With just an hour to go until daybreak, 2I/Borisov is due to appear above the horizon and make its way across the eastern sky. Durig's long night is almost over.
Sewanee: The University of the South, the 1,600-student liberal arts college where Durig works, does not have the massive instruments needed to resolve faint night-sky objects. Instead, he must take hundreds of images of the same spot, then use a computer program to layer them so dim lights become clear.
The astronomer checks the focus of his 12-inch Schmidt-Cassegrain telescope and sets it to work, snapping pictures of the place where the interstellar comet is expected to be. He rubs a hand across his eyes, itchy from hours spent beneath the dim red lights he uses to protect his night vision.
It is tiring and often tedious work. Unlike discoverers, follow-up observers do not get to put their names on anything. And unlike researchers working at the world's largest observatories, someone such as Durig faces real hurdles in achieving the findings that get published in prestigious journals.
Still, extraordinary discoveries must be confirmed and refined, again and again, by ordinary people. News may be made by breakthroughs, but knowledge is cemented in the follow-ups.
Here in Sewanee's cramped observatory, cluttered with stacks of observation records and piles of broken equipment he hopes to one day refashion into something usable, "we're doing essential science," Durig says. "We're filling in all the gaps."
Once his telescope has captured an hour's worth of snapshots, Durig compiles them into stacks of 100. In the images that emerge, colors are inverted, so stars appear as black smears on a white background. In the lower left is a dark dot encircled in a halo of fuzz.
Durig clicks forward to the next stack, and the dot moves by a centimeter.

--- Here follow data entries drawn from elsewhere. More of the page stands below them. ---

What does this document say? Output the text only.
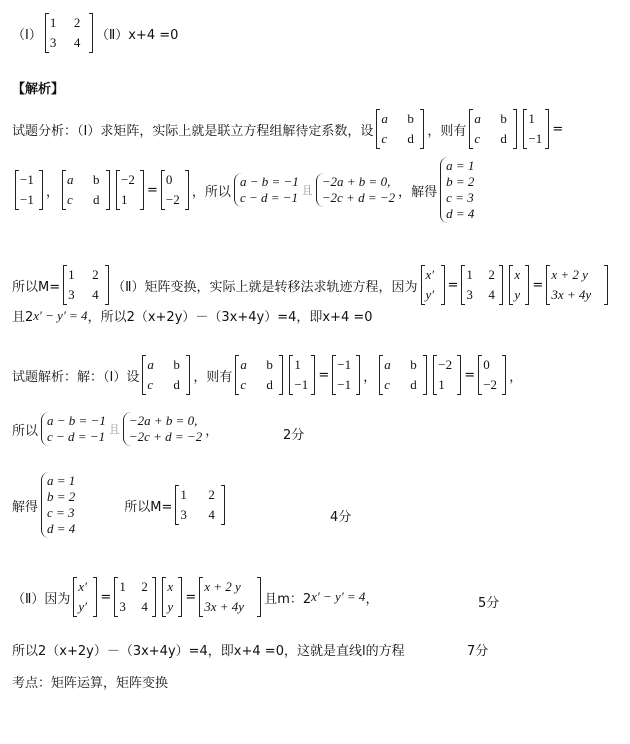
（Ⅰ）
1	2
3	4	（Ⅱ）x+4 =0
【解析】
试题分析：（Ⅰ）求矩阵，实际上就是联立方程组解待定系数，设
a	b
c	d	，则有
a	b
c	d
1
−1
=
−1
−1 ，
a	b
c	d
−2
1
=
0
−2 ，所以
a − b = −1
c − d = −1 且
−2a + b = 0,
−2c + d = −2 ，解得
a = 1
b = 2
c = 3
d = 4
所以M=
1	2
3	4	（Ⅱ）矩阵变换，实际上就是转移法求轨迹方程，因为
x′
y′
=
1	2
3	4
x
y
=
x + 2 y
3x + 4y
且2 x′ − y′ = 4 ，所以2（x+2y）－（3x+4y）=4，即x+4 =0
试题解析：解：（Ⅰ）设
a	b
c	d	，则有
a	b
c	d
1
−1
=
−1
−1 ，
a	b
c	d
−2
1
=
0
−2 ，
所以
a − b = −1
c − d = −1 且
−2a + b = 0,
−2c + d = −2 ，	2分
解得
a = 1
b = 2
c = 3
d = 4
所以M=
1	2
3	4	4分
（Ⅱ）因为
x′
y′
=
1	2
3	4
x
y
=
x + 2 y
3x + 4y	且m：2 x′ − y′ = 4 ，	5分
所以2（x+2y）－（3x+4y）=4，即x+4 =0，这就是直线l的方程	7分
考点：矩阵运算，矩阵变换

Another click, and it moves again.
That's how he knows he is looking at the comet, something swift and surrounded by dust, something that does not behave like anything else in the sky.
Durig sends his images and a record of the comet's location to the Minor Planet Center - another drop of data in the bucket of scientific knowledge.

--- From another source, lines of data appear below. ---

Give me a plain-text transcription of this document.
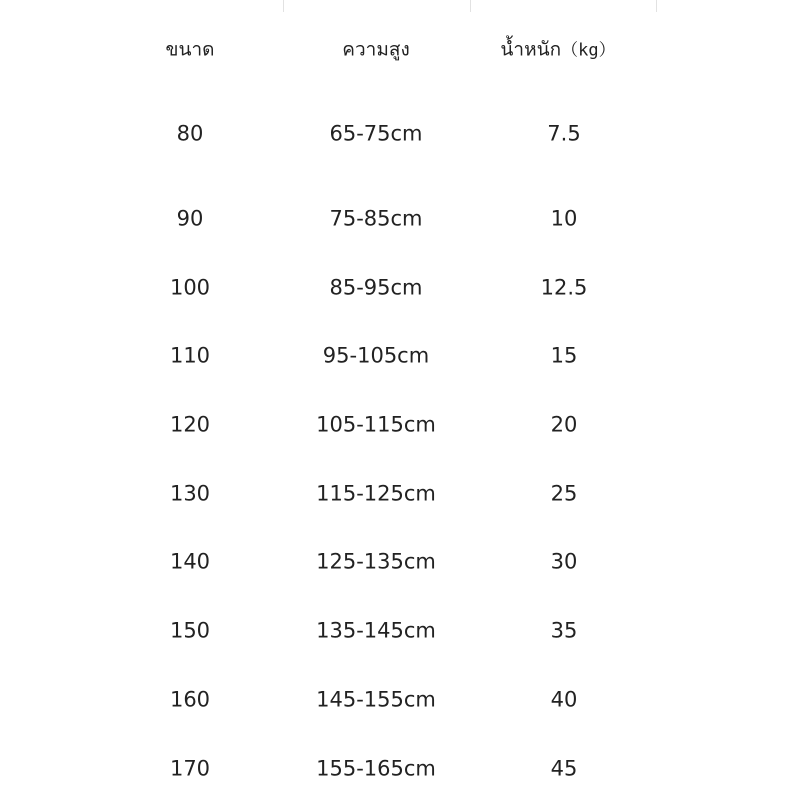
ขนาด	ความสูง	น้ำหนัก（kg）
80	65-75cm	7.5
90	75-85cm	10
100	85-95cm	12.5
110	95-105cm	15
120	105-115cm	20
130	115-125cm	25
140	125-135cm	30
150	135-145cm	35
160	145-155cm	40
170	155-165cm	45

Consistent observations like this, conducted by the same people using the same instruments every night, will be even more important once the comet becomes visible in the Southern Hemisphere, where many of the world's biggest telescopes are positioned. They need to be pointed with extreme precision, so astronomers must have a firm handle on the comet's trajectory and things that might subtly alter it, such as outbursts of gas.
An accurate orbit is also key to astronomers' most ambitious plan for the comet.

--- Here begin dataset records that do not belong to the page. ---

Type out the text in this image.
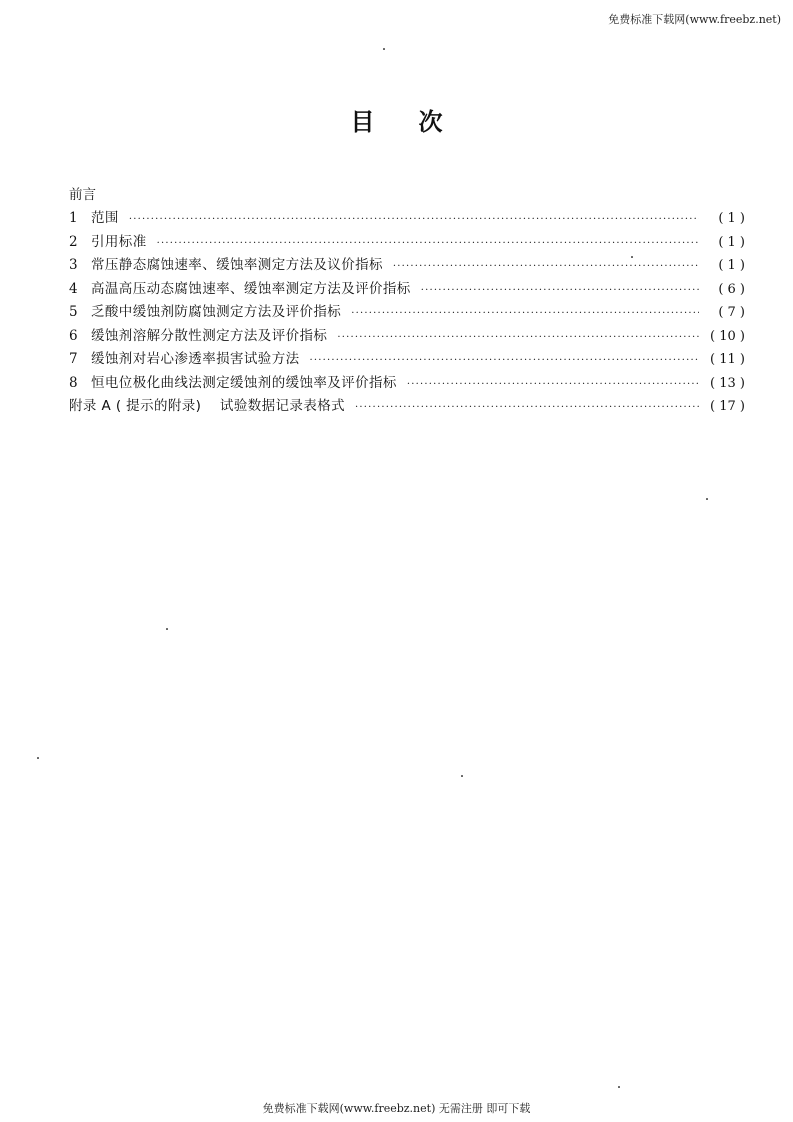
免费标准下载网(www.freebz.net)
目次
前言
1 范围 ·····	( 1 )
2 引用标准 ·····	( 1 )
3 常压静态腐蚀速率、缓蚀率测定方法及议价指标 ·····	( 1 )
4 高温高压动态腐蚀速率、缓蚀率测定方法及评价指标 ·····	( 6 )
5 乏酸中缓蚀剂防腐蚀测定方法及评价指标 ·····	( 7 )
6 缓蚀剂溶解分散性测定方法及评价指标 ·····	( 10 )
7 缓蚀剂对岩心渗透率损害试验方法 ·····	( 11 )
8 恒电位极化曲线法测定缓蚀剂的缓蚀率及评价指标 ·····	( 13 )
附录 A ( 提示的附录)　 试验数据记录表格式 ·····	( 17 )
免费标准下载网(www.freebz.net) 无需注册 即可下载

"If we can get the best possible trajectory, so we can trace it back with the exact direction it's coming in . . . maybe we can find out what the origin system is," said Farnocchia, the Jet Propulsion Laboratory engineer.
Identifying the comet's parent star would be a tremendous feat, the astronomical equivalent of tracing a message in a bottle back to the person who sent it millions of years ago from billions of miles away. It may not turn out to be possible, most scientists acknowledge.
But maybe that's okay, they say. Because the comet will have already revealed so much else. It will have told us something about the birth of solar systems. It will have connected our home to the workings of the wider galaxy. And now that we have seen it, it is easier to believe that more are out there to be found.
Here on Earth, together in the darkness, Durig and his fellow astronomers will be waiting.